La nostra visita a Stoccolma ha coinciso con più eventi che hanno reso spettacolare i nostri reportage televisivi. Dalla consegna del Premio Nobel alla neve che è caduta abbandonante sino alla ricorrenza di Santa Lucia. Proprio così il 13 dicembre noi eravamo lì nella capitale svedese dove Lucia è il simbolo della luce. Non è festa nazionale ma in ogni posto si festeggia l’arrivo di Lucia e delle luci che porta con sé. Così i concerti di Santa Lucia si sono succeduti dalla mattina alla sera ed i dolci tipici di Lucia erano venduti ovunque. In questa atmosfera noi siamo stati coinvolti in pieno e per giunta ospiti d’onore.
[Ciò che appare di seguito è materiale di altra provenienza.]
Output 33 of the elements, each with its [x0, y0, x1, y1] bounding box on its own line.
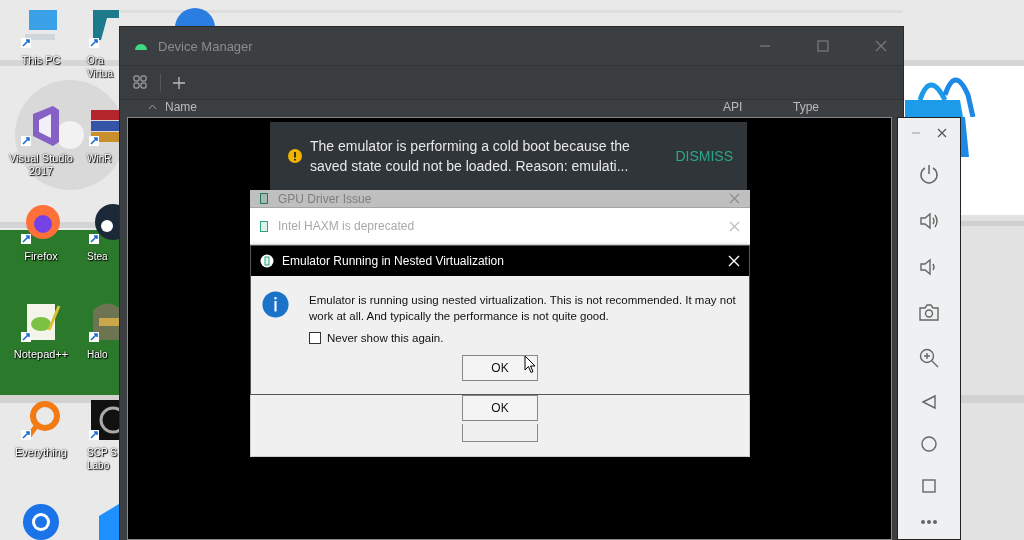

Perché quando gli svedesi hanno saputo che noi eravamo siciliani ci hanno immediatamente accostati a Siracusa e quindi a Santa Lucia che proprio in quella città è nata e vissuta.
Quanto sia amata Lucia qui in Svezia è veramente impossibile da capire, solo chi ha vissuto come noi quella giornata nella capitale svedese, ha potuto afferrare in pieno il significato di Lucia qui in terra scandinava. Un aneddoto, spiega meglio di ogni altra cosa, quanto sia importante Lucia qui in Svezia. Eravamo all’interno di una panetteria per rifocillarci un po’ quando abbiamo sentito cantare in italiano la canzone Santa Lucia. Ci siamo alzati ed avvicinati a quella ragazza che cantava e l’abbiamo conosciuta. Era la commessa che cantava appollaiata su una scala mentre riponeva degli oggetti negli scaffali. Ha accettato subito di ricantare per noi e lo ha fatto davanti alle telecamere, orgogliosa di farsi vedere in terra siciliana dove la santa è di casa.
La nostra visita per Santa Lucia ci ha visto così ospiti della comunità italiana che ha festeggiato la santa della luce in canonica, in un centro comunale ed in una chiesa dove il concerto serale è stato veramente di grande impatto emotivo.